Feringa’s background is in graphic design and design research, but she also attended a new Non-Linear Narrative program at the Royal Academy of Art at The Hague. She said that it was a program focused on developing critical theories around immersive, interactive, and
non-linear media. It’s through this program that she produced a short-film with Jean Baptiste Castel called This is Not the Amazon. This piece was shown during the Artificial Futures Symposium event at the IDFA DocLab, and it also cultivates an awareness of our relationship to the digital representations in our lives by deconstructing a virtual scene of nature.

I’m really glad that I’m starting to see critical theorists like Feringa engaging in analysis of what’s happening with interactive narratives and spatial computing. There’s still a lot of blindspots for creators as they pioneer applications and experiences that are blurring the contextual lines in ways that will continue to have all sorts of unintended consequences. I tried to map out some of these moral dilemmas at 60-minute main stage talk at AWE 2019, and then a distilled down 30-minute XR Ethics Manifesto. The issues that Feringa was bringing up in her video essay were novel issues that I hadn’t thought of before, and so there’s like many more new situations like these that need to have more interrogation as that weigh the desired intentions of preserving cultural heritage against the media spectacle and social reputational benefits and political capital that’s gained from the existing power dynamics.

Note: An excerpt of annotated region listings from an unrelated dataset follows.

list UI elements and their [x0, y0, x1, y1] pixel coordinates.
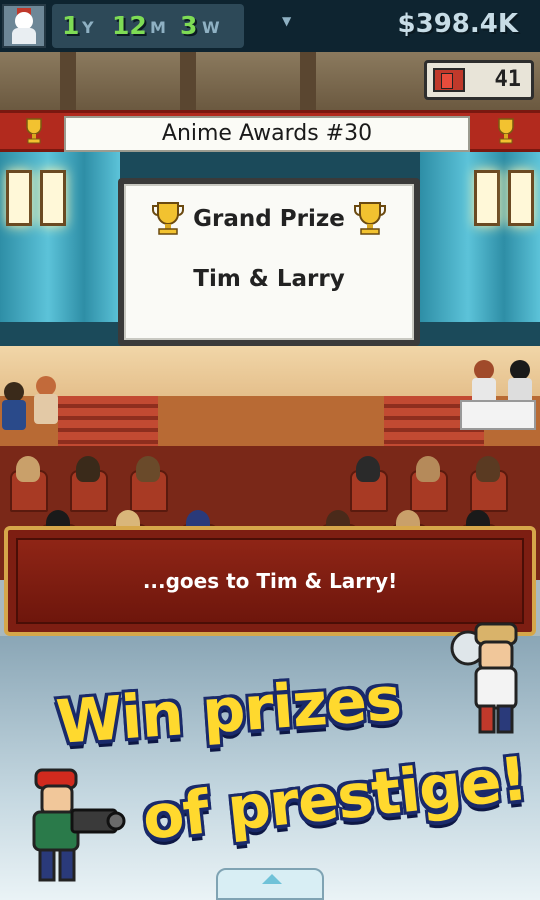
award-banner: Anime Awards #30: [0, 110, 540, 152]
announcement-text: ...goes to Tim & Larry!: [142, 569, 398, 593]
character-head: [474, 360, 494, 380]
lantern: [6, 170, 32, 226]
weeks-value: 3: [180, 11, 198, 40]
trophy-icon: [26, 118, 42, 144]
cameraman-character: [32, 768, 126, 882]
character-head: [510, 360, 530, 380]
character-head: [36, 376, 56, 396]
award-screen: Grand Prize Tim & Larry: [124, 184, 414, 340]
lantern: [40, 170, 66, 226]
items-count: 41: [494, 67, 522, 92]
years-unit: Y: [82, 18, 94, 37]
roof-beam: [180, 52, 196, 110]
lantern: [508, 170, 534, 226]
photographer-character: [450, 622, 518, 734]
stage-steps-left: [58, 396, 158, 452]
top-status-bar: 1 Y 12 M 3 W ▼ $398.4K: [0, 0, 540, 52]
items-counter[interactable]: 41: [424, 60, 534, 100]
audience-member: [16, 456, 40, 482]
jury-desk: [460, 400, 536, 430]
audience-member: [356, 456, 380, 482]
character-body: [34, 394, 58, 424]
winner-name: Tim & Larry: [193, 266, 345, 292]
roof-beam: [300, 52, 316, 110]
months-value: 12: [112, 11, 147, 40]
roof-beam: [60, 52, 76, 110]
award-hall: Anime Awards #30 Grand Prize Tim & Larry: [0, 110, 540, 580]
chevron-up-icon[interactable]: [216, 868, 324, 900]
weeks-unit: W: [202, 18, 220, 37]
trophy-icon: [498, 118, 514, 144]
character-body: [2, 400, 26, 430]
winner-character: [32, 376, 60, 428]
audience-member: [136, 456, 160, 482]
audience-member: [416, 456, 440, 482]
winner-character: [0, 382, 28, 434]
lantern: [474, 170, 500, 226]
character-head: [4, 382, 24, 402]
chevron-down-icon[interactable]: ▼: [282, 14, 291, 28]
months-unit: M: [150, 18, 166, 37]
years-value: 1: [62, 11, 80, 40]
book-stack-icon: [433, 68, 465, 92]
trophy-icon: [354, 202, 386, 235]
audience-member: [76, 456, 100, 482]
snowman-avatar-icon[interactable]: [2, 4, 46, 48]
audience-member: [476, 456, 500, 482]
award-title: Anime Awards #30: [161, 121, 373, 146]
game-date-display[interactable]: 1 Y 12 M 3 W ▼: [52, 4, 291, 48]
dialog-panel: ...goes to Tim & Larry!: [16, 538, 524, 624]
banner-title-box: Anime Awards #30: [64, 116, 470, 152]
money-display: $398.4K: [397, 9, 518, 39]
body-shape: [12, 28, 36, 44]
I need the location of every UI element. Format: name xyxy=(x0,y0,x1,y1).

I’m a strong believer in the power of dialect, and that immersive creators and immersive critiques need to work together in order to both produce better work as well as to discover the types of ethical blindspots that Ferginga is pointing out. This dynamic of the dialectic reminds of a clip of philosopher Agnes Callard that I watched before traveling to Amsterdam. Callard makes the argument in her book The Agency of Becoming that it’s impossible to both believe truths and avoid believing falsehoods because these are actually incompatiable to being done at the same time. But in order to generate knowledge, then you actually do you need to believe true things and avoid believing falsehoods.

Callard says that the genius of the Socratic method is that it allows for competing perspectives to collaborate with each other in the pursuit of the truth. Socrates realized is that you can achieve knowledge if there are two people who each take on the responsibility of one of the perspectives of arguing for the belief of truths while the other argues to avoid believing falsehoods. It’s an adversarial division of labor that needs both sides to be operating well in order to produce knowledge. It’s in that same spirit of the dialectic that we need pioneering immersive creators who are willing to to build a range of experiences, but also immersive critics like Ferginga who are deconstructing the underlying assumptions, biases, and power dynamics in order for the community of immersive creators to become more aware of these types of ethical blindspots.